Laman

Silahkan Mencari!!!

I'M COMEBACK...SIBUK CUY...KERJAAN DI KANTOR GI BANYAK BANGET...JD G BISA POSTING DEH...

AKHIRX OTAK Q PRODUKTIF LAGI BUAT FF BARU...

GOMAWOYO BWT YG DAH MAMPIR & COMMENT
HWAITING!!!

Selasa, 07 Juni 2011

Magic Girl (Chapter 9)



"Kim So Eun Tunggu! “Kim So Eun menghentikan ayunan kakinya, menoleh ke belakang dan mendengus kesal tatkala melihat sosok yang mendekatinya. Si cantik, berhidung mancung, bergigi mutiara. Si cantik dengan segala kesempurnaan yang diimpikan para gadis remaja. Cantik, menarik, lincah. Cuih. Tapi toh bibir Kim So Eun tetap berusaha mengukir sebuah senyum.

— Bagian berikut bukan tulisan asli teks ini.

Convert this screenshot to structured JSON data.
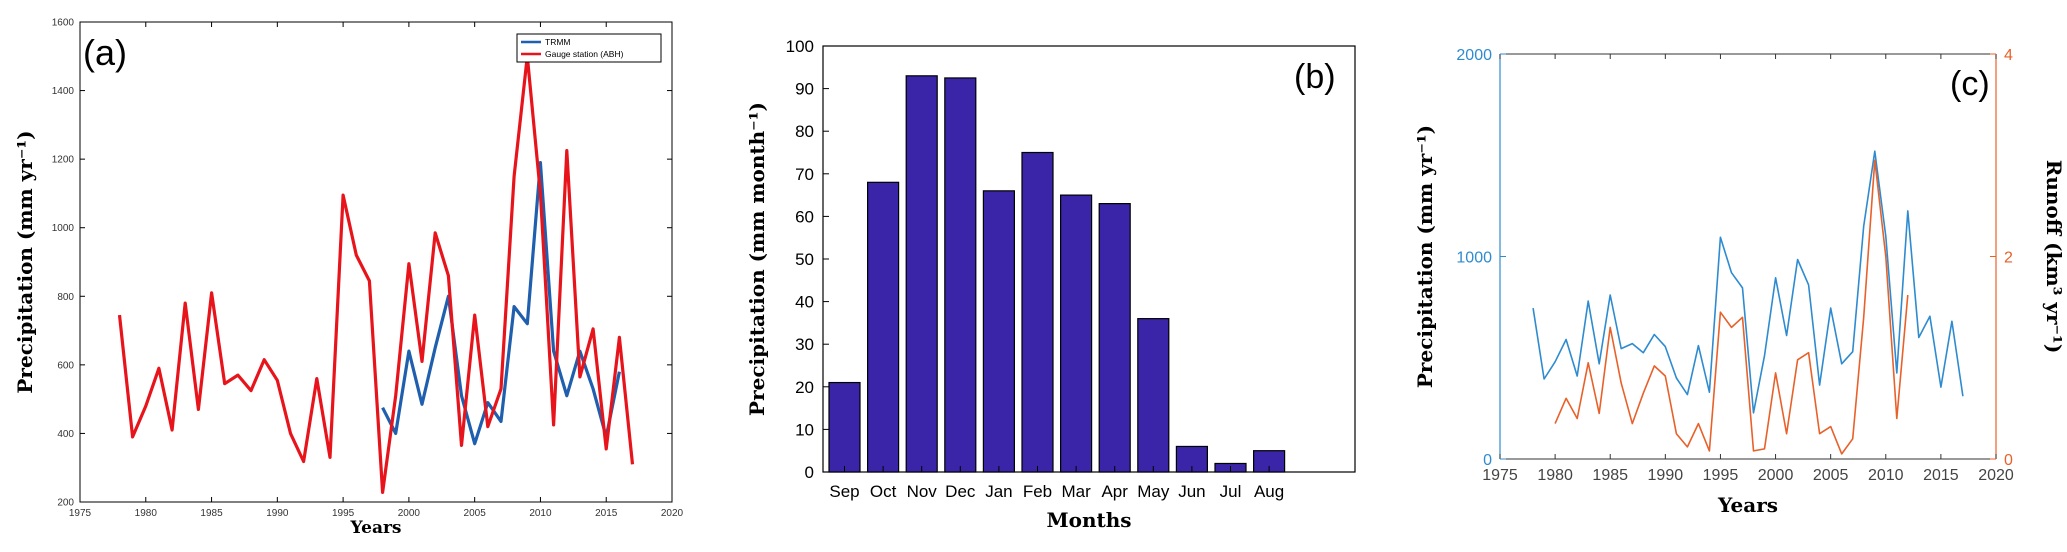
{
  "chart_data": [
    {
      "panel_label": "(a)",
      "type": "line",
      "xlabel": "Years",
      "ylabel": "Precipitation (mm yr⁻¹)",
      "xlim": [
        1975,
        2020
      ],
      "ylim": [
        200,
        1600
      ],
      "xticks": [
        1975,
        1980,
        1985,
        1990,
        1995,
        2000,
        2005,
        2010,
        2015,
        2020
      ],
      "yticks": [
        200,
        400,
        600,
        800,
        1000,
        1200,
        1400,
        1600
      ],
      "legend_position": "top-right",
      "series": [
        {
          "name": "TRMM",
          "color": "#1f5fae",
          "x": [
            1998,
            1999,
            2000,
            2001,
            2002,
            2003,
            2004,
            2005,
            2006,
            2007,
            2008,
            2009,
            2010,
            2011,
            2012,
            2013,
            2014,
            2015,
            2016
          ],
          "values": [
            475,
            400,
            640,
            485,
            650,
            800,
            510,
            370,
            490,
            435,
            770,
            720,
            1190,
            640,
            510,
            640,
            530,
            390,
            580
          ]
        },
        {
          "name": "Gauge station (ABH)",
          "color": "#e8141b",
          "x": [
            1978,
            1979,
            1980,
            1981,
            1982,
            1983,
            1984,
            1985,
            1986,
            1987,
            1988,
            1989,
            1990,
            1991,
            1992,
            1993,
            1994,
            1995,
            1996,
            1997,
            1998,
            1999,
            2000,
            2001,
            2002,
            2003,
            2004,
            2005,
            2006,
            2007,
            2008,
            2009,
            2010,
            2011,
            2012,
            2013,
            2014,
            2015,
            2016,
            2017
          ],
          "values": [
            745,
            390,
            480,
            590,
            410,
            780,
            470,
            810,
            545,
            570,
            525,
            615,
            555,
            400,
            318,
            560,
            330,
            1095,
            920,
            845,
            228,
            510,
            895,
            610,
            985,
            860,
            365,
            745,
            420,
            530,
            1150,
            1500,
            1100,
            425,
            1225,
            565,
            705,
            355,
            680,
            310
          ]
        }
      ]
    },
    {
      "panel_label": "(b)",
      "type": "bar",
      "xlabel": "Months",
      "ylabel": "Precipitation (mm month⁻¹)",
      "ylim": [
        0,
        100
      ],
      "yticks": [
        0,
        10,
        20,
        30,
        40,
        50,
        60,
        70,
        80,
        90,
        100
      ],
      "bar_color": "#3a24a8",
      "categories": [
        "Sep",
        "Oct",
        "Nov",
        "Dec",
        "Jan",
        "Feb",
        "Mar",
        "Apr",
        "May",
        "Jun",
        "Jul",
        "Aug"
      ],
      "values": [
        21,
        68,
        93,
        92.5,
        66,
        75,
        65,
        63,
        36,
        6,
        2,
        5
      ]
    },
    {
      "panel_label": "(c)",
      "type": "line",
      "xlabel": "Years",
      "ylabel": "Precipitation (mm yr⁻¹)",
      "y2label": "Runoff (km³ yr⁻¹)",
      "xlim": [
        1975,
        2020
      ],
      "ylim": [
        0,
        2000
      ],
      "y2lim": [
        0,
        4
      ],
      "xticks": [
        1975,
        1980,
        1985,
        1990,
        1995,
        2000,
        2005,
        2010,
        2015,
        2020
      ],
      "yticks": [
        0,
        1000,
        2000
      ],
      "y2ticks": [
        0,
        2,
        4
      ],
      "left_axis_color": "#2e8bd0",
      "right_axis_color": "#e8612a",
      "series": [
        {
          "name": "Precipitation",
          "axis": "left",
          "color": "#2e8bd0",
          "x": [
            1978,
            1979,
            1980,
            1981,
            1982,
            1983,
            1984,
            1985,
            1986,
            1987,
            1988,
            1989,
            1990,
            1991,
            1992,
            1993,
            1994,
            1995,
            1996,
            1997,
            1998,
            1999,
            2000,
            2001,
            2002,
            2003,
            2004,
            2005,
            2006,
            2007,
            2008,
            2009,
            2010,
            2011,
            2012,
            2013,
            2014,
            2015,
            2016,
            2017
          ],
          "values": [
            745,
            395,
            480,
            590,
            410,
            780,
            470,
            810,
            545,
            570,
            525,
            615,
            555,
            400,
            318,
            560,
            330,
            1095,
            920,
            845,
            228,
            510,
            895,
            610,
            985,
            860,
            365,
            745,
            470,
            530,
            1150,
            1520,
            1100,
            425,
            1225,
            600,
            705,
            355,
            680,
            310
          ]
        },
        {
          "name": "Runoff",
          "axis": "right",
          "color": "#e8612a",
          "x": [
            1980,
            1981,
            1982,
            1983,
            1984,
            1985,
            1986,
            1987,
            1988,
            1989,
            1990,
            1991,
            1992,
            1993,
            1994,
            1995,
            1996,
            1997,
            1998,
            1999,
            2000,
            2001,
            2002,
            2003,
            2004,
            2005,
            2006,
            2007,
            2008,
            2009,
            2010,
            2011,
            2012
          ],
          "values": [
            0.35,
            0.6,
            0.4,
            0.95,
            0.45,
            1.3,
            0.75,
            0.35,
            0.65,
            0.92,
            0.82,
            0.25,
            0.12,
            0.35,
            0.08,
            1.45,
            1.3,
            1.4,
            0.08,
            0.1,
            0.85,
            0.25,
            0.98,
            1.05,
            0.25,
            0.32,
            0.05,
            0.2,
            1.4,
            2.95,
            2.0,
            0.4,
            1.62
          ]
        }
      ]
    }
  ]
}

"Aku mau menagih janji," ujar Jung So Min, seperti biasa sambil memamerkan sederetan mutiara kecil di balik bibirnya yang ranum dan merah alami. Berkilat dipoles olesan lipgloss.

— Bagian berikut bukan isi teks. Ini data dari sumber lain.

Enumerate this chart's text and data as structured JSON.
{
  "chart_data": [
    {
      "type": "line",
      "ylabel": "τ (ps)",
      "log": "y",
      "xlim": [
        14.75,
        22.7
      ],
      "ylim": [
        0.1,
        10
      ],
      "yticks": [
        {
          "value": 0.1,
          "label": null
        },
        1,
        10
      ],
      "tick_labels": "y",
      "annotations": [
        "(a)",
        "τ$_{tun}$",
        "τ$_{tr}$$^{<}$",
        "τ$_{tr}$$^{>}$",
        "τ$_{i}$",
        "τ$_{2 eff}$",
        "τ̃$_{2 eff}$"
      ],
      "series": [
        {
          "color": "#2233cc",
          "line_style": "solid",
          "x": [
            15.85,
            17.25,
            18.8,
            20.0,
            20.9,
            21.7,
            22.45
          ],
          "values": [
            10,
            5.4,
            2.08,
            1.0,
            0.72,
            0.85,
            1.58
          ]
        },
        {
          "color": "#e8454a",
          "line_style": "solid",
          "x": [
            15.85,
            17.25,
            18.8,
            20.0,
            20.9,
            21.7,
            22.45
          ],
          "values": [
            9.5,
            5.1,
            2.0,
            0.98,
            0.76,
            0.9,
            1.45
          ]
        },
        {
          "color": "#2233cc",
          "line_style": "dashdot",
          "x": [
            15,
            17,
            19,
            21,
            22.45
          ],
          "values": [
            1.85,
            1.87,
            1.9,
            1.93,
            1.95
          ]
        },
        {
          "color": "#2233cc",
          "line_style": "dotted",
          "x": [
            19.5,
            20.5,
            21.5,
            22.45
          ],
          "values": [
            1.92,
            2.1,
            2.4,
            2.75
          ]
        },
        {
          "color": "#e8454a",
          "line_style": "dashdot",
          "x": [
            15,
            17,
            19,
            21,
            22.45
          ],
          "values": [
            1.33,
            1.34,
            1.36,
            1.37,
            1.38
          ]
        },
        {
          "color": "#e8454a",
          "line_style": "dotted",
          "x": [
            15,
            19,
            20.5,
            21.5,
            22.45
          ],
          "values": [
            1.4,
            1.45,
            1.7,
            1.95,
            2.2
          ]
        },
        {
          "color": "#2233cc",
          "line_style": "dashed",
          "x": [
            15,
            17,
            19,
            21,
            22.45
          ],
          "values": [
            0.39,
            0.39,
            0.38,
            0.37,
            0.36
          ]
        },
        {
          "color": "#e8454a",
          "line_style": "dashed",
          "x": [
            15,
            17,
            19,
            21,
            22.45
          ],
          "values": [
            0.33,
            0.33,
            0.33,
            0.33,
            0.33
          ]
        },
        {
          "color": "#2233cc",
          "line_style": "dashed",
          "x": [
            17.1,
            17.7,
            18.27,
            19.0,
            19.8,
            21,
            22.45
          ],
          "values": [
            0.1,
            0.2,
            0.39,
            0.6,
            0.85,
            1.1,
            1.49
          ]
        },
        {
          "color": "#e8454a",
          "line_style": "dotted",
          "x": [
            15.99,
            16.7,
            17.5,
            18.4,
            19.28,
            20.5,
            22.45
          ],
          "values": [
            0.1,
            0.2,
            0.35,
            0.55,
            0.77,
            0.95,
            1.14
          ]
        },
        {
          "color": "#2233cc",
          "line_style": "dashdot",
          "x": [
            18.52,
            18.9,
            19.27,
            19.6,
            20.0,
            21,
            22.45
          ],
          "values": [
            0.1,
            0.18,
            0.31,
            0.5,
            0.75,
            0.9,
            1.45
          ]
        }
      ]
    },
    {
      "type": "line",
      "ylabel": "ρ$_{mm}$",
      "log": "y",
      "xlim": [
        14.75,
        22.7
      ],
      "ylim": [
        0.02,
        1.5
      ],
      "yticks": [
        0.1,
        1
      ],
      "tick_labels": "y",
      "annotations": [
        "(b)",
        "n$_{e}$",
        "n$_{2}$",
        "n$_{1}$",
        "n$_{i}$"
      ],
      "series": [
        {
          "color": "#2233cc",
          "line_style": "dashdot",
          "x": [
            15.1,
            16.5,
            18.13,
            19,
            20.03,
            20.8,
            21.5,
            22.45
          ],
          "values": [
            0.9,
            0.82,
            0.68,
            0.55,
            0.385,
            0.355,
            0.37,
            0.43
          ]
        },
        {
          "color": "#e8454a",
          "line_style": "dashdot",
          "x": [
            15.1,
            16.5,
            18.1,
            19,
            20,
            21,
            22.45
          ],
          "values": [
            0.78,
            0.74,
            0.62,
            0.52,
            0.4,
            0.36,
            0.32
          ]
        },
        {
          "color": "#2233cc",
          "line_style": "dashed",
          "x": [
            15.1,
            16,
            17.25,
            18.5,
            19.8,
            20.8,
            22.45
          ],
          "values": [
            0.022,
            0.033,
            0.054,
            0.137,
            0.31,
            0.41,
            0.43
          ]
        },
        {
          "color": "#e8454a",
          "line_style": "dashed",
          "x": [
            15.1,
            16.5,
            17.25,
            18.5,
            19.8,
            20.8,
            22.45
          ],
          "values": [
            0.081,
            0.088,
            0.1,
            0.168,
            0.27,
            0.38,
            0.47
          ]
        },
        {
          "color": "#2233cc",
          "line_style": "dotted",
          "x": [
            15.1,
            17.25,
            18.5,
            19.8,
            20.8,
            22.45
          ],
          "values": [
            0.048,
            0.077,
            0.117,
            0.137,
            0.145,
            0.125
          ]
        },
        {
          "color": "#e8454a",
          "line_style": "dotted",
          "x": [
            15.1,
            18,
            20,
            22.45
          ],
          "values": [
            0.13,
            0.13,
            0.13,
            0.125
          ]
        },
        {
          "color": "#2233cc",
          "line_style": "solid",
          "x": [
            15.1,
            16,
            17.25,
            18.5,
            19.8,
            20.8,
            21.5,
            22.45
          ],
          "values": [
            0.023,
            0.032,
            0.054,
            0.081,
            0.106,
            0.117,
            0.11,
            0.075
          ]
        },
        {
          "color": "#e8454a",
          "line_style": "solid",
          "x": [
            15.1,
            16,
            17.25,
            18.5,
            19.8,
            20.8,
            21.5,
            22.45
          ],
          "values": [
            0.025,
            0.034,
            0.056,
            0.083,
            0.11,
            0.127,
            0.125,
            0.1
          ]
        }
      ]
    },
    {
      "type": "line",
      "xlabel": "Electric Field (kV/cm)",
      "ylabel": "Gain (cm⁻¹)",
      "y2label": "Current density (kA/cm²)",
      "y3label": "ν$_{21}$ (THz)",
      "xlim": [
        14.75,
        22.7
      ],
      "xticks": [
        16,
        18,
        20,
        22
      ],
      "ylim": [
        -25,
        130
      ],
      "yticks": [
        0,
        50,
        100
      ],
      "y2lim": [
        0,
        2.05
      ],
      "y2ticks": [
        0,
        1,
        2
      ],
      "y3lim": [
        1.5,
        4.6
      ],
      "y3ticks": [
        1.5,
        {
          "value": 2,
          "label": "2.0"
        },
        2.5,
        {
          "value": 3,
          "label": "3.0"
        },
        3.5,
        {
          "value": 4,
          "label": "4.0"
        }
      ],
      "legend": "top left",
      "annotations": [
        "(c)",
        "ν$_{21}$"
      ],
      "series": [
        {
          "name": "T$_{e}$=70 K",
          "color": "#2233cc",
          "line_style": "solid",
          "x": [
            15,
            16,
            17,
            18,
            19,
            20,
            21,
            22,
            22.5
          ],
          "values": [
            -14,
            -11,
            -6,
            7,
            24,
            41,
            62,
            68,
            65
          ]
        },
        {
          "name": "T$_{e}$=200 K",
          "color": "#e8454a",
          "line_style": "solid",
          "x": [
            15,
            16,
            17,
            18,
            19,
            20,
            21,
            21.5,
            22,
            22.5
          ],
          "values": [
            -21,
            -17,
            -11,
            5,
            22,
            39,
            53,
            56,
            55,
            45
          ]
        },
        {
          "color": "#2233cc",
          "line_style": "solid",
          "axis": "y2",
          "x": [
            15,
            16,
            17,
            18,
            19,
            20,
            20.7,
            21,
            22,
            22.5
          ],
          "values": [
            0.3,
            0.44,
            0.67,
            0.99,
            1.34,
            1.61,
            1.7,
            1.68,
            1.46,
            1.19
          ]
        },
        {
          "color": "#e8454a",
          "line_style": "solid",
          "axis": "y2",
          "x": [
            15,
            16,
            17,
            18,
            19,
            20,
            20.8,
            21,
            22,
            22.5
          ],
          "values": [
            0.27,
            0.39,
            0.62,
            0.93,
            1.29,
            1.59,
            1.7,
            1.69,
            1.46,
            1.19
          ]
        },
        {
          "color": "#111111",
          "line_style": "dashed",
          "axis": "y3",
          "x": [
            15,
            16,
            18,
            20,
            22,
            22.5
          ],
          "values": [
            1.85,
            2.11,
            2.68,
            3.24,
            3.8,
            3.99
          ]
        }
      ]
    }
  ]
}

"Janji apa?" sahut Kim So Eun acuh tak acuh.

"Katanya mau mengajariku mengarang.... Begini, Kim So Eun, rencananya untuk mengisi liburan, aku ingin belajar menulis. Siapa tahu berhasil dimuat di majalah kan lumayan honornya...." Jung So Min nampak antusias.

"O..."

"Bagaimana, Kim So Eun? Kapan?" desak Jung So Min.

"Kapan ya?" Kim So Eun balik bertanya dengan malas-malasan. Mengajari Jung So Min? Saingannya sendiri? Rasanya ia bukan manusia normal kalau punya hati sebaik dan setulus itu pada orang yang dianggapnya telah menghancurkan persahabatannya dengan Kim Bum.

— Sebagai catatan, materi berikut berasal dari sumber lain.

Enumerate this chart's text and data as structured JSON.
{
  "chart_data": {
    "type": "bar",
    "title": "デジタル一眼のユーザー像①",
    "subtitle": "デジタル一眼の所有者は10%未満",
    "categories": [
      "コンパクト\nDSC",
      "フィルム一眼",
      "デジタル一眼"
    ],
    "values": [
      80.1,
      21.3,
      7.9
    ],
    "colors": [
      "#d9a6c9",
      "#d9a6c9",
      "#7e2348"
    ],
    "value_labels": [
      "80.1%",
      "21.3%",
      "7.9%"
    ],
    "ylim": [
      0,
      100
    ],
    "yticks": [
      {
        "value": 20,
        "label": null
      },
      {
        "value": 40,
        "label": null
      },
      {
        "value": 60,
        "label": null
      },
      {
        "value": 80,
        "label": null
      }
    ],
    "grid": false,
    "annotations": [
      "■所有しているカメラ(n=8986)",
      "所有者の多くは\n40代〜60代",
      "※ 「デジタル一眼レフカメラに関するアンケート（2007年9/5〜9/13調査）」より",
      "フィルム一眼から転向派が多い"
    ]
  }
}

"Aku bersedia datang ke rumahmu...."

"Ke rumahku? Hmm..." Kim So Eun melirik ke arah perpustakaan berusaha menghindari percakapan lebih jauh. Ia khawatir Jung So Min terus mendesak hingga akhirnya ia terpaksa mengiyakan.

"Kapan?" desak Jung So Min lagi.

"Nanti saja kuputuskan pulang sekolah. Sekarang aku harus ke perpustakaan dulu, ada yang harus kupinjam." Kim So Eun melambai dan berlalu tanpa menunggu jawaban Jung So Min lagi. Huh. Selamatlah aku.

Kim So Eun menghela napas lega begitu tiba di gerbang perpustakaan. Sesaat Kim So Eun bersandar di lekukan dinding yang tak terlihat dari luar. Sebetulnya ia tak ada keperluan apa-apa di perpustakaan. Dari jauh diintainya Jung So Min, jika anak itu sudah lenyap ke dalam kelas, baru ia keluar dari persembunyiannya.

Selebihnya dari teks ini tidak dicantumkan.